In the summer of 1985, Madonna was the biggest act in music. Hitting the road for her first major run, The Virgin Tour, the singer had the clout to pick pretty much anyone she wanted as her opening act. She chose the Beastie Boys.
At the time, the fledgling outfit only had one album: the independent 1982 Polly Wog Stew EP. When they opened for Madonna every night of The Virgin Tour, the group was met with waves of boos from fans perplexed by the sight of three scruffy white rappers making obscene gestures and talking about Paul Revere.
More than a year after the tour with Madonna, on November 15, 1986, Beastie Boys released Licensed to Ill, and suddenly it all made sense. The latest signing on the Def Jam Records, Beastie Boys followed in the tradition of label-mates LL Cool J, Run DMC and Public Enemy by being larger-than-life characters. Beastie Boys were unique in that their persona was obnoxious Jewish kids from New York.

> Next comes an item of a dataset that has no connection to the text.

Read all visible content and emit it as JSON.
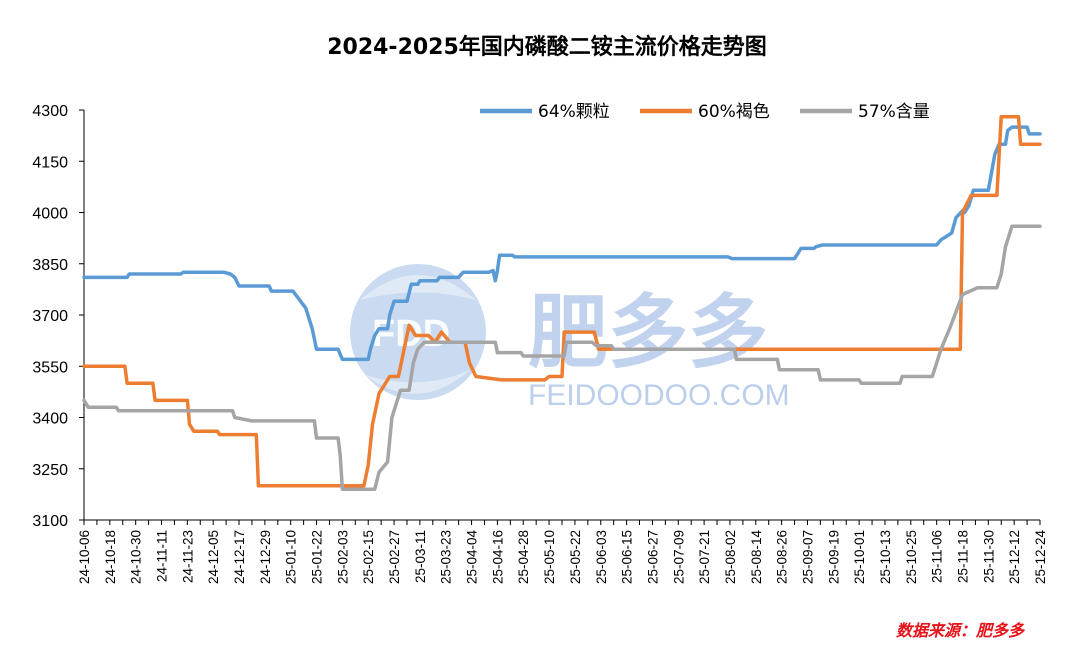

Packed with the utmost in political incorrectness and an onslaught of offensive lyrics, Licensed to Ill would revolutionize rap by taking it straight to the heart of the American suburbs. The band's bratty, anti-authority appeal was the flip-side of the same sentiments and cartoon-ish delivery found in big rock bands of the era like Twisted Sister and Van Halen. Rap wasn't just an African-American thing any more.
The album was an immediate hit, soaring out of record store shelves at a pace that would catapult Licensed to Ill to the #1 spot on March 7, 1987.
The group would go on to spin out a dizzying seven singles from the album, the last one being the goofy "Girls" in May 1987.
Given the album's politically incorrect tone and general offensive, it's a legacy the band has had to grapple with over the years. So much so that rapper MCA was moved to address it on the song "Sure Shot," from 1994's Ill Communication, with lyrics that apologized for the homophobia and sexism of their past.